Facing Radiologists' Reluctance of a Degraded although Diagnostic Image Quality of Low/Ultra-low-dose CT: Our Experience
- *Corresponding Author:
- Francesco Macri
Department of Radiology
Nîmes University Hospital
Medical Imaging Group Nîmes, France
E-mail: [email protected]
Received Date: May 15, 2016; Accepted Date: June 01, 2016; Published Date: June 06, 2016
Citation: Macri F, Khasanova E, Greffier J, Gualdi G, Beregi JP (2016) Facing Radiologists' Reluctance of a Degraded although Diagnostic Image Quality of Low/Ultra-low-dose CT: Our Experience. OMICS J Radiol 5:224. doi:10.4172/2167-7964.1000224
Copyright: © 2016 Macri F, et al. This is an open-access article distributed under the terms of the Creative Commons Attribution License, which permits unrestricted use, distribution, and reproduction in any medium, provided the original author and source are credited.

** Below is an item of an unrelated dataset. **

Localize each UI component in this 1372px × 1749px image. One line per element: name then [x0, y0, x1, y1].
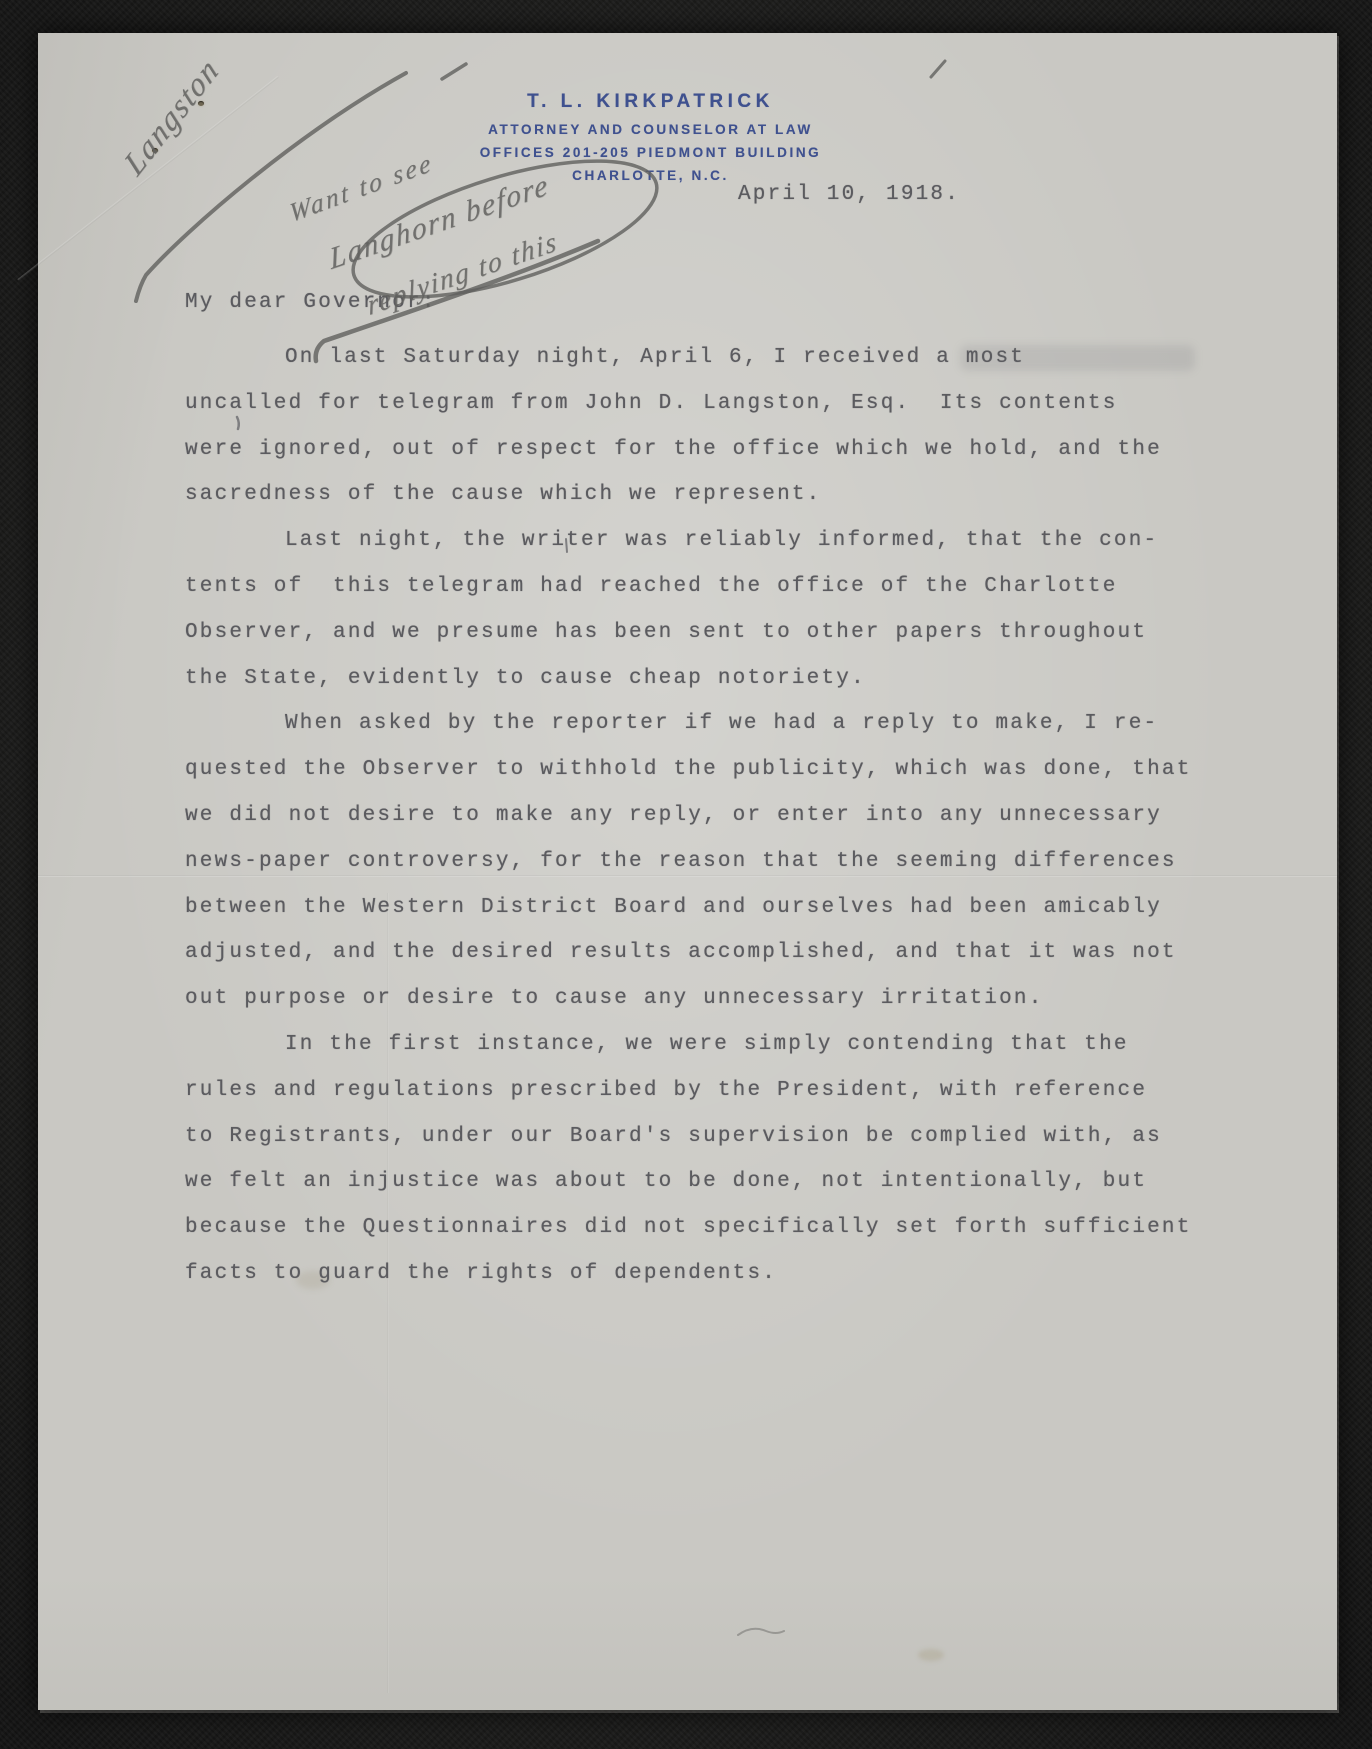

The radiological community is endeavouring to raise the awareness about the radiation-induced cancer. Computed Tomography (CT) is the main source of medical irradiation. Manufacturers provided efficient technological tools on CT to achieve a significant radiation dose reduction while maintaining a diagnostic quality of the image. Yet, the implementation of all these improvements allowing the low-dose (LD) and ultra-low-dose (ULD) CT imaging has difficulty to take hold. Radiologists do not easily accept to read images with a degraded image quality although diagnostic. As every cultural change, even in a radiological department the acceptation of the LD/ULD-CT imaging requests time. Constant meetings with substantial exempla and constructive discussions among radiologists, without abrupt modifications to the CT protocols in clinical practice, are the key to the success.